Working with the children
The music therapists work to combat the fear of initiating communication amongst the children while they are in the PLL.
“There are opportunities for the children to work with each other, share instruments and primarily work on their expressive language, so there are lots of opportunities for them to say each other’s names,” Cumbia said. “They don’t even know they are working on it because they are just singing it.”
The SLPs and music therapists find out where each child is in terms of their abilities – and meets each child at their abilities to personalize their growth plan.
In a music setting, a variety of skills can be worked on, such as physical and cognitive. After a week at the PLL, the children had improved, including their ability to function within a group, said Cumbia.
David Blanco, a transfer student from Tidewater Community College and U.S. Navy veteran, is a music therapy senior from Falls Church. Blanco said that he’s been able to use music as a transition between activities and incorporating a music element helps.
During activities, Blanco gives the children the ability to express and vocalize themselves.
“A lot of the times, they just don’t know how to make certain sounds,” he said. “If we do a song that encourages the ‘-r’ sound, they may not be completely aware of what’s going on aside from it being a cool new musical piece.”
A hands-on experience
The applied experience allows each student to gain practical application of materials, techniques and other methods studied inside the classroom.

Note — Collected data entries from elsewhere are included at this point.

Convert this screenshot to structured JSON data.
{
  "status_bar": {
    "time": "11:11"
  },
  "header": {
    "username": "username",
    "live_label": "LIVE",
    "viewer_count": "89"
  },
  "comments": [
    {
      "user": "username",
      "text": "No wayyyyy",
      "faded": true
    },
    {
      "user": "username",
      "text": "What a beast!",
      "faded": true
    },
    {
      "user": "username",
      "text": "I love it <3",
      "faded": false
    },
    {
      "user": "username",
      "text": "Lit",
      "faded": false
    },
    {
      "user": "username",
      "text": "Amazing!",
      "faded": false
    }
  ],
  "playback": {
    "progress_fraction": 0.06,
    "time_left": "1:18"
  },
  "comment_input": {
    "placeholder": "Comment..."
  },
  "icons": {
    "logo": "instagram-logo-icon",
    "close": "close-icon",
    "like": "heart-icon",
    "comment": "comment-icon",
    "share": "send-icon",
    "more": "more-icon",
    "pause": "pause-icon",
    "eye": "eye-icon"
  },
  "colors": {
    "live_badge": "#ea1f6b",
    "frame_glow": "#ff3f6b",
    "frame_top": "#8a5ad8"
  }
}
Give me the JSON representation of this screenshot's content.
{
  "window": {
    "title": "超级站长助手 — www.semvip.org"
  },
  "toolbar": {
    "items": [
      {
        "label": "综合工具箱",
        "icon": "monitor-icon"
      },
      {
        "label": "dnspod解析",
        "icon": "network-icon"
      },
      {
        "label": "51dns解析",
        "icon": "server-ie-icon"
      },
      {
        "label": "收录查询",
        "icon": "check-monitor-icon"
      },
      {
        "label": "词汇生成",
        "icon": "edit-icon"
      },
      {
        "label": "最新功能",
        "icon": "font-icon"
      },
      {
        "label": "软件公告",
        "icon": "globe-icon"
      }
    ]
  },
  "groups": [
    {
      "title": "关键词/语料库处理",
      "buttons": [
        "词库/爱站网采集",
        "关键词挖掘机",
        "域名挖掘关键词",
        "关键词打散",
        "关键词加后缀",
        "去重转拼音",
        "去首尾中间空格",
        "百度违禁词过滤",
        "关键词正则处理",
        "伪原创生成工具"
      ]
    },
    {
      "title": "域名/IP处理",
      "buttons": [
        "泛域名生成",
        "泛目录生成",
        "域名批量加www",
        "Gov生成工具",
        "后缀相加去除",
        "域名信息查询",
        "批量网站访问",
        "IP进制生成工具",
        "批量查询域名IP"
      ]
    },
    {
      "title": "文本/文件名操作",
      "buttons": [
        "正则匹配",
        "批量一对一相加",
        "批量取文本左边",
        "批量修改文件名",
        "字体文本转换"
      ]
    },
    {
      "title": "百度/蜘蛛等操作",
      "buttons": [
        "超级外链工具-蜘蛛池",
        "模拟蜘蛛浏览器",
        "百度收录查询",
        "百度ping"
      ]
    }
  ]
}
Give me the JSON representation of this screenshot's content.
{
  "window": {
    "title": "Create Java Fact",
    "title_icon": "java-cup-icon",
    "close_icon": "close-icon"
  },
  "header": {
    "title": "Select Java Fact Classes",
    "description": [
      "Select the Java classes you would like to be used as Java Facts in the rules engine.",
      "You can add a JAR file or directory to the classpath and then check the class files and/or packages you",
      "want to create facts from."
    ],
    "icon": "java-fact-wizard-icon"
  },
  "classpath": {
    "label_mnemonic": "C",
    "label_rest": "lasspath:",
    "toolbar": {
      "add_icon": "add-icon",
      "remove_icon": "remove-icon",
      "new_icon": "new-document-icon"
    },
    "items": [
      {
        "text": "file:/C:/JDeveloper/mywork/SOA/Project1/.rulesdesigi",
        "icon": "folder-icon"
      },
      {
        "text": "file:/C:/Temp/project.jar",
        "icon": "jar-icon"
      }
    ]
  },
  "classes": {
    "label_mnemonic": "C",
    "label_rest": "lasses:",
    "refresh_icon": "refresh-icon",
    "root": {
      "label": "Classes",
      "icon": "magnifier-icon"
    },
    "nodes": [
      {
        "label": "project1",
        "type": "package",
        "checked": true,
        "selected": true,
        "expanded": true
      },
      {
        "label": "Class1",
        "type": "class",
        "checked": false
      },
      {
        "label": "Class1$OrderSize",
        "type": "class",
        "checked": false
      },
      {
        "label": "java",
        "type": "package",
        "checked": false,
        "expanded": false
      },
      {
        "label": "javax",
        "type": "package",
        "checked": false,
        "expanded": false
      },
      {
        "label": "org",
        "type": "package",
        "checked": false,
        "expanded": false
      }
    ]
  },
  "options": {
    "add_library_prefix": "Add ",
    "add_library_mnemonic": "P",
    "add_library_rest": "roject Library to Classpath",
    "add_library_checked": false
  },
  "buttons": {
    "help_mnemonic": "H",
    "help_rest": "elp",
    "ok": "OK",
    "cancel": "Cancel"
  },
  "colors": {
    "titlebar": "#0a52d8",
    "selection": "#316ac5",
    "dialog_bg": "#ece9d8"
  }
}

“You can’t learn these things by just reading a textbook or hearing a lecture – you have to do it,” Cumbia said. “It’s been beneficial for me to just do what I’m learning to do and learn from all the people I have the opportunity to work with on a daily basis. Ultimately, this has allowed me to become more confident in my clinical skills and my knowledge of what I am doing.”
de Azagra said that the experience has been the best interprofessional opportunity and experience for her in the program so far. “This is real-world,” she said.
“At the end of the day, we’re all working toward a common goal. I think it has really improved the way I look at working with other professions,” de Azagra said. “I see how much the kids benefit from it and it has definitely enhance my whole experience at Radford.”